Banking & Finance

China’s scrutiny of online finance industry will end in tears for unqualified companies

Local authorities have until March to rectify any exposed wrongdoings

PUBLISHED : Tuesday, 12 December, 2017, 7:31am
UPDATED : Tuesday, 12 December, 2017, 7:59am

China will finish a nationwide inspection of its burgeoning internet microloan industry by the end of next month as the nation cracks down on cash loans and other irregularities, according to a document seen by the South China Morning Post.

Local regulators overseeing the peer-to-peer internet-finance industry are required to report their findings to authorities led by the top banking watchdog by the end of January 2018 and rectify any exposed wrongdoings by the end of March next year, according to a regulatory notice dated December 8.

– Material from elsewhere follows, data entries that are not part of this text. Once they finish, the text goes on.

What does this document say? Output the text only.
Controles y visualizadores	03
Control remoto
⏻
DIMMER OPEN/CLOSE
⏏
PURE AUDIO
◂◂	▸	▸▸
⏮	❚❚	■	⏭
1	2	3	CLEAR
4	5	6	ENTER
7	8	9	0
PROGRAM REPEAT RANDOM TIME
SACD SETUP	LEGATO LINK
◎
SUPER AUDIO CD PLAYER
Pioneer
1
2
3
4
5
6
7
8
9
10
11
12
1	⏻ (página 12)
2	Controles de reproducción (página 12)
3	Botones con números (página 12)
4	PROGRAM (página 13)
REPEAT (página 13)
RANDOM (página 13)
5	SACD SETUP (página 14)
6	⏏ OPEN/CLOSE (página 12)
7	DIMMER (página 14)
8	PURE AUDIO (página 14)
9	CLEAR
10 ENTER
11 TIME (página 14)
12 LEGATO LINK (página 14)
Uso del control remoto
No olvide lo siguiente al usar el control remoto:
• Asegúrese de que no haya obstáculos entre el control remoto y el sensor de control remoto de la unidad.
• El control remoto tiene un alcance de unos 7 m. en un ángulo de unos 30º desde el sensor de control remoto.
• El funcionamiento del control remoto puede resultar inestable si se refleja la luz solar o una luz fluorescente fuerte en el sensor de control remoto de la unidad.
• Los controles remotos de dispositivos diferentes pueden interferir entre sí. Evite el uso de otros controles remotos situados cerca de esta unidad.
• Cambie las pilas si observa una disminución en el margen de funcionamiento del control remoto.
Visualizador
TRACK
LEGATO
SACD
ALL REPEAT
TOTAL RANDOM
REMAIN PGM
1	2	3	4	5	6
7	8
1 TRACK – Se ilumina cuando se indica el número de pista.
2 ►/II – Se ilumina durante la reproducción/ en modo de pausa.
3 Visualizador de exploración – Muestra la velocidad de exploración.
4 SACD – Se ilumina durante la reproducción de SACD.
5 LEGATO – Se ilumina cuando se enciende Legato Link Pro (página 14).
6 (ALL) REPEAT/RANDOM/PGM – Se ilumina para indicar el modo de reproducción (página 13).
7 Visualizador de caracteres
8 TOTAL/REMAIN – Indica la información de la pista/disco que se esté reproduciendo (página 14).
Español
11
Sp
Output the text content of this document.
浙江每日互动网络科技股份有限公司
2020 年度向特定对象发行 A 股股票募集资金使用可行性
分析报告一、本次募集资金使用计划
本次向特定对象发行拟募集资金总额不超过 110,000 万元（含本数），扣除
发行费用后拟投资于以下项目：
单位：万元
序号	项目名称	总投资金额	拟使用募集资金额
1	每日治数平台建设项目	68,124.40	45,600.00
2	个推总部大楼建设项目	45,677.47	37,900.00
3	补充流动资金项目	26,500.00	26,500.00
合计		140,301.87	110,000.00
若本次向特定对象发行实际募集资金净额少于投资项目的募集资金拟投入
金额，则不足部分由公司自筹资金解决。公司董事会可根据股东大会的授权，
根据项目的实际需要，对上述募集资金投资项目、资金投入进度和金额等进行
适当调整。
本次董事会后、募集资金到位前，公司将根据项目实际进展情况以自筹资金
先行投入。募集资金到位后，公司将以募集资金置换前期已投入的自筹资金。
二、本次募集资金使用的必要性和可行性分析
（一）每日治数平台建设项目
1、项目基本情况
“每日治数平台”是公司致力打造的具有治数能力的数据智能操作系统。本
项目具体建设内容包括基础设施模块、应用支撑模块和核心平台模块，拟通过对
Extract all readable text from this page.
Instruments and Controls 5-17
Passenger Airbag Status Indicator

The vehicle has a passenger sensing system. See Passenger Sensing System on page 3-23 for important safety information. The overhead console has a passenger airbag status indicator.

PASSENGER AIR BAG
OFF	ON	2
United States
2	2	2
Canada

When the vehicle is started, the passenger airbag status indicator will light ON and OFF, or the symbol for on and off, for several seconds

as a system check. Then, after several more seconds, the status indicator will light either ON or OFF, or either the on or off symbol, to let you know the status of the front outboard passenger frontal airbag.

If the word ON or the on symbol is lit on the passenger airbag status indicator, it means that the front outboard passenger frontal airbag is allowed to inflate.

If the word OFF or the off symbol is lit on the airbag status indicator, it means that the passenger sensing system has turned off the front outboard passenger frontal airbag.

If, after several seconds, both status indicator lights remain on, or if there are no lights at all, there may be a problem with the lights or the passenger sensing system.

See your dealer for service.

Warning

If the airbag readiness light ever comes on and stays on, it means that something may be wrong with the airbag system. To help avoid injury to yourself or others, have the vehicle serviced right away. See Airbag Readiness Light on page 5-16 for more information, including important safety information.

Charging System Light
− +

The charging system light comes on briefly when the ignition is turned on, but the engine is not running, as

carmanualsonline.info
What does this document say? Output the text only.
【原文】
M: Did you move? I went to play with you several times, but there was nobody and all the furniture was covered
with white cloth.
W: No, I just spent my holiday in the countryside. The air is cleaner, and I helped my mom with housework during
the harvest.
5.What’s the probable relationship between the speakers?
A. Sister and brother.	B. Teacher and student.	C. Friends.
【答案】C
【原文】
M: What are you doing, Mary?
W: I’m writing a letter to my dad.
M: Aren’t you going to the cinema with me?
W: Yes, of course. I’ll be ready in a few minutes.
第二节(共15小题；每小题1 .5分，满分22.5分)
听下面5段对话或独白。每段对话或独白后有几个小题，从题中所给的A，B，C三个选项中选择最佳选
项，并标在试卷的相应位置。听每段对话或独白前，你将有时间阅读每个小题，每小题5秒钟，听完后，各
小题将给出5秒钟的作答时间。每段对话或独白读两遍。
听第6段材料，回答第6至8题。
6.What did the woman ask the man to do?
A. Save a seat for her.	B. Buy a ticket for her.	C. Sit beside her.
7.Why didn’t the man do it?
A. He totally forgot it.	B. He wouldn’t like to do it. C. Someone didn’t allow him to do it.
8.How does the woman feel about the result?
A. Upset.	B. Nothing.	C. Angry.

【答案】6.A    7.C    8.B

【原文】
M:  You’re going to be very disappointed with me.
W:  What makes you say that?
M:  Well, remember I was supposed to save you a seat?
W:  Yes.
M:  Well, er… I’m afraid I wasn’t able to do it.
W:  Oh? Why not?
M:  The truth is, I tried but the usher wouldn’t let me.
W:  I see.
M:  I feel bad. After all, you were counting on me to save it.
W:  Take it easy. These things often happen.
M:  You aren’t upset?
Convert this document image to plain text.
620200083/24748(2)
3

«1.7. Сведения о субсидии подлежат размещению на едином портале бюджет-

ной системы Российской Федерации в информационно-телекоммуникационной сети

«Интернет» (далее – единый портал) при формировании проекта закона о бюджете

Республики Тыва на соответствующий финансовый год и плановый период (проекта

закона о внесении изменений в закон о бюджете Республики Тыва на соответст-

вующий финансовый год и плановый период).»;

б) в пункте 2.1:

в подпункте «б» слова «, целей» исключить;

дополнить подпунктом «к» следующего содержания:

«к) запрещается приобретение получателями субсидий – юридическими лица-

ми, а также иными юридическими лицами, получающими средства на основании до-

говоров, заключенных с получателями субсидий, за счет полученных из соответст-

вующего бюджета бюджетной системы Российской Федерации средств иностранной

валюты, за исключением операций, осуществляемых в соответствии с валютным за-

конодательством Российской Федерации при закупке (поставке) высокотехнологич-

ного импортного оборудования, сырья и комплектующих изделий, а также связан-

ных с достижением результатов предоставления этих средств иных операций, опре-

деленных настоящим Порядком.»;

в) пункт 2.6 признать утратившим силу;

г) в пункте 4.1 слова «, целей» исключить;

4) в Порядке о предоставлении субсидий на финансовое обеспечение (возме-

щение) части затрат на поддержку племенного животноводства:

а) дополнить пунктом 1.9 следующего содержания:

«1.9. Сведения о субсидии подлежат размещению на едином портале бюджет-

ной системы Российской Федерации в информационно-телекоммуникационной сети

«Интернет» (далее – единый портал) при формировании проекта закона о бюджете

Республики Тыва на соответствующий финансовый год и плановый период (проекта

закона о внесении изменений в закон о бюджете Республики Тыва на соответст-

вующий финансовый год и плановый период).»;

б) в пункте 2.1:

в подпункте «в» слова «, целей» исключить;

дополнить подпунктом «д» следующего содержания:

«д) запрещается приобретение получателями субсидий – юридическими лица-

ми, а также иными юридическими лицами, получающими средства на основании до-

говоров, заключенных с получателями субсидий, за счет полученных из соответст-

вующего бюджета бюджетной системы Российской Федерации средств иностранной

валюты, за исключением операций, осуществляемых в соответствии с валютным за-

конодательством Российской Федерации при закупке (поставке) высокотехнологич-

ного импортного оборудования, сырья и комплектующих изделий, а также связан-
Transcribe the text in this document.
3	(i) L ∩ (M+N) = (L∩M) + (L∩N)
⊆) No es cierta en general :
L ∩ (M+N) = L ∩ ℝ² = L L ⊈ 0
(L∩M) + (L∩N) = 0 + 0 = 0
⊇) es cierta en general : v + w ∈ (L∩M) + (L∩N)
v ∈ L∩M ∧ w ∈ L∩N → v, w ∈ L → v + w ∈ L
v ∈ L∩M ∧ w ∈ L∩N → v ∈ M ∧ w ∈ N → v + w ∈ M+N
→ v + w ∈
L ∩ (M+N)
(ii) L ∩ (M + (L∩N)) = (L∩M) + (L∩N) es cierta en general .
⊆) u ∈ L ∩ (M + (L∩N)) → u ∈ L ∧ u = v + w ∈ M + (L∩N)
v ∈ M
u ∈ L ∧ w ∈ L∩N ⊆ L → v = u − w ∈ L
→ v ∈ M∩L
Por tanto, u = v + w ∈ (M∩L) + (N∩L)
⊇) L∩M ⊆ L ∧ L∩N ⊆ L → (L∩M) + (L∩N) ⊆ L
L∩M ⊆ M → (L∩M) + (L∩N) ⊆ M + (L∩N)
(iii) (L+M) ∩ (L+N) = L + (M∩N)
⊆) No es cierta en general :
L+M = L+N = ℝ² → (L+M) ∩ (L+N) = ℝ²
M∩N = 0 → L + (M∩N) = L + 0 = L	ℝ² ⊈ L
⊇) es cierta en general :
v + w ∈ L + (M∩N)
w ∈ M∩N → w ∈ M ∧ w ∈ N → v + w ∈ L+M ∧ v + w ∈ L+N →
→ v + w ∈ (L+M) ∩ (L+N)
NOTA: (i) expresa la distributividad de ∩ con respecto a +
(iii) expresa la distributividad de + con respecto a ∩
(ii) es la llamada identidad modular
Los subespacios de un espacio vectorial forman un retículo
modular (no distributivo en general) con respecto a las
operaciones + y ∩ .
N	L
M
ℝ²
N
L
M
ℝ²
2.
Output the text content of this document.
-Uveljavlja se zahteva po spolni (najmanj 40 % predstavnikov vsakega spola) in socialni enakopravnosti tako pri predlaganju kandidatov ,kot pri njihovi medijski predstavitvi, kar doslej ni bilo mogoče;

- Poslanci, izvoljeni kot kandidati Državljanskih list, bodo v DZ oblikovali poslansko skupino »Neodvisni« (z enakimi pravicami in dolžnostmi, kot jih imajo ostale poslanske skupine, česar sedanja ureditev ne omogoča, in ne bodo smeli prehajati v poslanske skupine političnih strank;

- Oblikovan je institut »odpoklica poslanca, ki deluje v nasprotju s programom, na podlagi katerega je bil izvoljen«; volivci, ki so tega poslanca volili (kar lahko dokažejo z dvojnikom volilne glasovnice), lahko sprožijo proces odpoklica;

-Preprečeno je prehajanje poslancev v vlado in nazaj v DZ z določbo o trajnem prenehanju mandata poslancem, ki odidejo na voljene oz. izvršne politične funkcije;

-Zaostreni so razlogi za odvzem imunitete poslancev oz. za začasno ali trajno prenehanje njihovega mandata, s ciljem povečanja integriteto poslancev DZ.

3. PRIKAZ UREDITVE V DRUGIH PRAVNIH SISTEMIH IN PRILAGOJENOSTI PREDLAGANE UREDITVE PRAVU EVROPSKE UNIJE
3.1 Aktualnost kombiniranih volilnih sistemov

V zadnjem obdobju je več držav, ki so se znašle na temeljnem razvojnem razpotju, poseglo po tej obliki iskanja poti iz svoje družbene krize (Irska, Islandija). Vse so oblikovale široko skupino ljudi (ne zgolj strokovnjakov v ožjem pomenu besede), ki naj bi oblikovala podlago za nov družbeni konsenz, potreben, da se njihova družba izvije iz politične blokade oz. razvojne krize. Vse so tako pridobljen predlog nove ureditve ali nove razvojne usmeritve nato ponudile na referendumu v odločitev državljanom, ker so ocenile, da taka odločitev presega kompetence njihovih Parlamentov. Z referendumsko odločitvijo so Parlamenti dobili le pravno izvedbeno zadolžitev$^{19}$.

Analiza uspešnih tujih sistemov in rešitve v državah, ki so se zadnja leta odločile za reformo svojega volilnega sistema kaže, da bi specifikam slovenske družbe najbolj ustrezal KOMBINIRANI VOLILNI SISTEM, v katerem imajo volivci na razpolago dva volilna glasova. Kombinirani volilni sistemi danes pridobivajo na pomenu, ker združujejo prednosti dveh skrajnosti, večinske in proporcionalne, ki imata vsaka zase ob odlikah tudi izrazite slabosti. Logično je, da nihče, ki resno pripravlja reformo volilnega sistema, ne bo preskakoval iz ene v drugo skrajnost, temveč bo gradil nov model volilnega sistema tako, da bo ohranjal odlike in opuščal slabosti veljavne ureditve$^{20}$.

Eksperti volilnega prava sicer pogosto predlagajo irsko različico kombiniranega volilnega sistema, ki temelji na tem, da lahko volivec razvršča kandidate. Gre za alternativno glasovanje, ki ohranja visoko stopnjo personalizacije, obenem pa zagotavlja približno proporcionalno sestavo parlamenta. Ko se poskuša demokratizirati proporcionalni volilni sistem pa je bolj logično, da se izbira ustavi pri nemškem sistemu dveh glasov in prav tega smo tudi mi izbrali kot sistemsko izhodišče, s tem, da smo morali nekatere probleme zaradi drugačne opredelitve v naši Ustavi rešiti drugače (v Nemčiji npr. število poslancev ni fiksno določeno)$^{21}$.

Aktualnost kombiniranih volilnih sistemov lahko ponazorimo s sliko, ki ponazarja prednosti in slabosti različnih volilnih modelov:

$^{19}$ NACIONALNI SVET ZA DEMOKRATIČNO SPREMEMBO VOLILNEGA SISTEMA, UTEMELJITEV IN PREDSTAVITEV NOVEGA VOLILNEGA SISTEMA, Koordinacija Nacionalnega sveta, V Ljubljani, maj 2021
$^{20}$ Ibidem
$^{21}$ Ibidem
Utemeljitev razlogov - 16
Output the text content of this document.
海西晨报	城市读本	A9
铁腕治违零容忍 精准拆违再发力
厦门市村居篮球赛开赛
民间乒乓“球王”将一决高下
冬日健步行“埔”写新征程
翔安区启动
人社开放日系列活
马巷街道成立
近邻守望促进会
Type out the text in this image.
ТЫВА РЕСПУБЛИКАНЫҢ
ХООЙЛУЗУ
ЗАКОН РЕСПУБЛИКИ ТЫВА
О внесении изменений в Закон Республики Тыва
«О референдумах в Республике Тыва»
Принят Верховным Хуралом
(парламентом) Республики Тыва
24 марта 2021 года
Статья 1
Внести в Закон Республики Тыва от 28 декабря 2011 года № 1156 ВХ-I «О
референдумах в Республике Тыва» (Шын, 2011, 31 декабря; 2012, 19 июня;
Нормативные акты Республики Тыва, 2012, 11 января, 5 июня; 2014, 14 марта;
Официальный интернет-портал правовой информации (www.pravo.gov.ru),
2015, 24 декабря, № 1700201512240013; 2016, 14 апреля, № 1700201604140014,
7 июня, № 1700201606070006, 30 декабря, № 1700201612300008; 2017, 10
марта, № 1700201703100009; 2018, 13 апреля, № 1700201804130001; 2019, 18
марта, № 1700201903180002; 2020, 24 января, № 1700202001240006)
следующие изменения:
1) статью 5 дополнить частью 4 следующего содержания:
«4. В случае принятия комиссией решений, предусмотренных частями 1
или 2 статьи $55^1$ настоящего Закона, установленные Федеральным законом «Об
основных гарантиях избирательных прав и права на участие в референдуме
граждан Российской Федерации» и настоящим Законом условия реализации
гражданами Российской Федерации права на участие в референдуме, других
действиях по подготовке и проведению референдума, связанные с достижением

After the crackdown, unqualified companies will see their licences revoked.

Local authorities have also been asked to report the rectification measures to the top regulators by the end of April, 2018, according to the notice.

The move comes just a week after the central bank and the top banking regulator issued sweeping new rules regarding the rapidly growing online micro loan business, which includes capping the maximum interest rate.

“The quick move to implement the rules since the December 1 crackdown on cash loans, reflects the efficiency and attention of the regulators on the issue,” said Yu Baicheng, head of the research institute of, which monitors the online lending market.

The latest rules set the bar higher on the qualification of licensed players, as provincial regulators have been also asked to thoroughly inspect the qualification of such companies in some major cities.

Local authorities will run on-site checks on the qualification of company shareholders, sources of funding and risk control.

Cash loans, also known as payday loans, are unsecured, short-term, micro cash advances offered to individuals who do not need to give reasons for the borrowings. It has taken off rapidly in China and market watchers have accused some “predatory” platforms of enticing young borrowers to roll on mounting debt that eventually spirals out of control.

Regulators say that this industry has grown so rampantly that issues such as “over lending, repeated credit extension, unregulated payment collection and extremely high interest rate charges and violation of individuals’ privacy” have emerged.